Também a duração do tempo de internamento (quadro 5), foi significativamente inferior (cerca de 1/4) nos doentes com ndm.
Conclusões
A análise das variáveis estudadas permite concluir que, embora não haja diminuição do número de consultas em qualquer dos grupos estudados, o número de doentes internados foi cerca de metade nos doentes com ndm em relação aos doentes com no, o número de internamentos (considerando que cada doente pode ser sujeito a um ou mais internamentos) foi inferior a 30% no grupo com ndm e o total de dias de internamento foi inferior a 25% nos doentes com ndm em relação aos doentes com no. Fica assim demonstrada a maior eficácia dos ndm na prevenção de internamentos, na diminuição das recaídas, bem como na recuperação durante o internamento.

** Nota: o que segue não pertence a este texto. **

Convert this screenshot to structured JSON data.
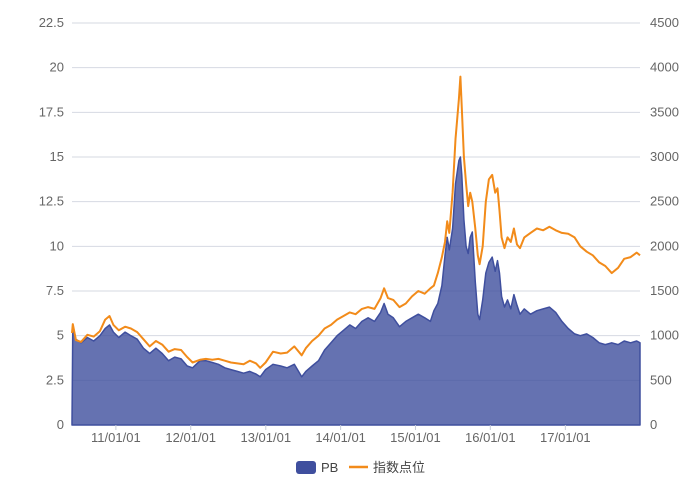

O aparecimento de novos neurolépticos orais ditos Atípicos (Olazanpina, Risperdona e outros) com menores efeitos secundários, representa um importante avanço terapêutico (Tollefson et al, 1998). No entanto, os custos muito mais elevados dos neurolépticos atípicos (Glazer & Ereshefsky, 1996) associados a factores de menor compliance, devido a exigência do cumprimento de uma prescrição diária rigorosa (Kane, 1996), podem obrigar os terapeutas a estratégias nem sempre fáceis de cumprir para que o doente compareça regularmente nas consultas (Marder, 1998).
Devido ao baixo preço, melhor compliance e facilidade de controlo terapêutico, são os autores da opinião que os ndm continuam a ser uma alternativa vantajosa aos no, incluindo os neurolépticos atípicos, para tratamento dos doentes esquizofrénicos no actual contexto socioeconómico português.